Título: PT retoma comparação de governos para tirar foco da religião
Autor: Lyra , Paulo de Tarso
Fonte: Valor Econômico, 08/10/2010, Política, p. A6

O PT quer fugir do debate sobre a descriminalização do aborto e concentrar as discussões nos avanços sociais e econômicos do governo Luiz Inácio Lula da Silva em comparação com os oito anos da gestão Fernando Henrique Cardoso. Para o presidente nacional do PT, José Eduardo Dutra (SE), é ruim para o Brasil que a principal questão do segundo turno seja a legalização do aborto. "O Brasil é um país livre, democrático, que se caracteriza pela liberdade individual e religiosa e esta questão [aborto] não faz parte das atribuições do Poder Executivo", declarou Dutra, após reunião da Executiva Nacional do PT, em Brasília, para avaliar as eleições.

O partido elaborou uma resolução, que seria levada ainda ontem aos demais partidos da coligação que apoia Dilma, definindo que o programa de governo da candidata será apresentado na próxima semana, depois do feriado de 12 de outubro. "O documento vai reforçar as liberdades individuais, de imprensa e o Estado laico", disse Dutra, garantindo que nunca esteve entre as diretrizes programáticas de Dilma ou do PT a legalização do aborto. "Aliás, as posições de Dilma e de Serra são exatamente idênticas: ambos admitem o aborto apenas no casos já previstos em lei", declarou o presidente nacional do PT.

O PT também pedirá à Polícia Federal que investigue o autor de um panfleto apócrifo, distribuído durante o encontro de José Serra com aliados em um Hotel de Brasília, na quarta-feira.

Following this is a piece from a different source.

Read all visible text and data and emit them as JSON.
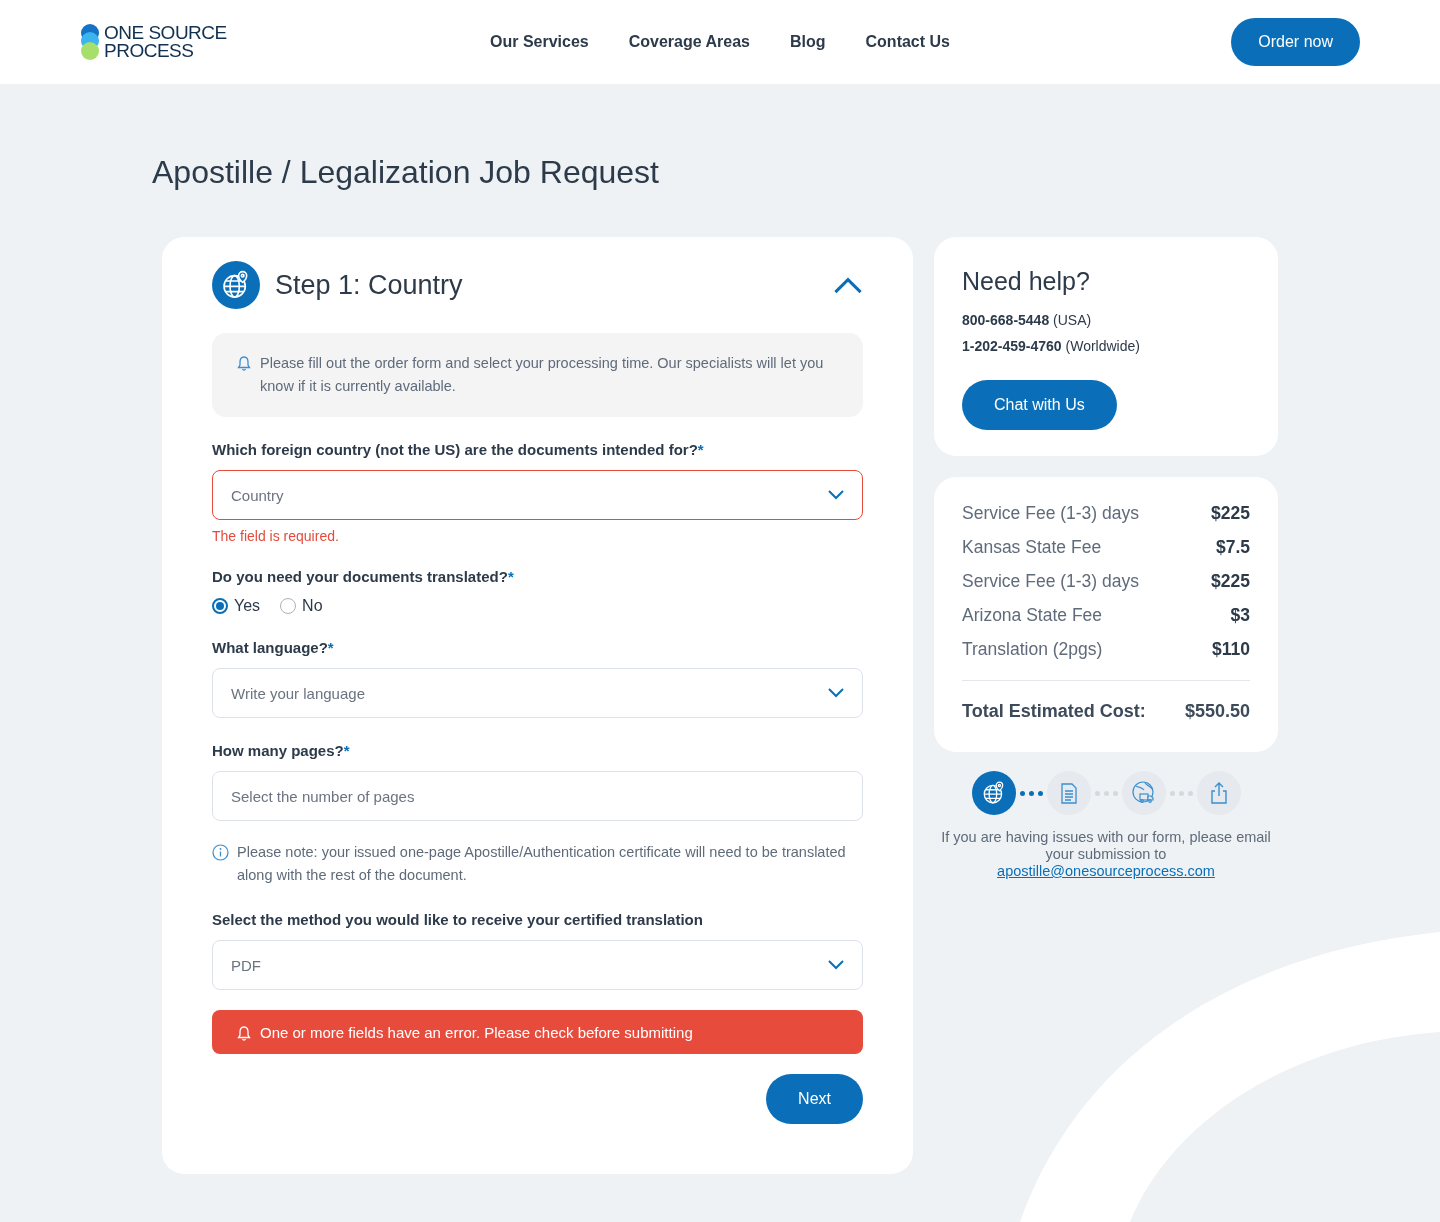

Nele, afirma-se que um governo Dilma defenderia a legalização do aborto, da prostituição, o fim do direito à propriedade privada e a perseguição aos cristãos.

Dutra afirmou que é o momento de discutir questões programáticas. Ele questionou, por exemplo, se o candidato do PSDB confirmará uma declaração de David Zylbersztajn, ex-presidente da Agência Nacional de Petróleo (ANP) de que, em um eventual governo tucano, Serra trocará o modelo de partilha pelo de concessão. "Ou que o Bolsa Família é de fato um bolsa esmola, como repetiu diversas vezes líderes da oposição". O presidente do PT afirmou ainda "que está adorando a inclusão do debate sobre as privatizações, a exemplo do que ocorreu na campanha presidencial de 2006".

Aliados reclamaram da divulgação tardia do programa de governo. Políticos que acompanharam de perto esse debate confirmaram que o documento está pronto há mais tempo, mas que "um luminar qualquer disse que não era o momento de apresenta-lo". Para um dirigente da coalizão pró-Dilma, essa estratégia foi um fracasso. "Agora tudo o que apresentarmos parecerá uma resposta às críticas", resumiu.

Para um dirigente partidário ouvido pelo Valor, a campanha de Dilma está caindo em armadilhas nesse debate religioso. Não apenas na questão do aborto, mas todo o diálogo com esses setores está equivocado. Citou, por exemplo, a ida de Dilma ao debate dos presidenciáveis promovido pela Conferência Nacional dos Bispos do Brasil (CNBB). Ela participou do encontro, no dia 23 de setembro, já pressionada pelos boatos de que seria favorável ao aborto. "Plínio [de Arruda Sampaio, do PSOL] disse que trouxe a Igreja para o Brasil; Serra afirmou que foi da Juventude Católica; Marina era pentecostal. E Dilma? Ficou taxada como católica de boca de urna", lamentou o aliado.

Durante o encontro da Executiva, os petistas avaliaram que, além do aborto, o escândalo da Casa Civil que resultou na demissão de Erenice Guerra, a quebra dos sigilos fiscais de dirigentes do PSDB e os ataques à mídia também contribuíram para que a eleição não fosse decidida em primeiro turno. Dutra admitiu ainda que a excessiva centralização do comando da campanha na mão de alguns integrantes do PT também prejudicou o desempenho de Dilma. "Estamos resolvendo isso, trazendo para a coordenação aliados como Ciro Gomes (PSB) e Moreira Franco (PMDB). Queremos mobilizar a militância para assegurar a vitória nesse segundo turno", disse Dutra.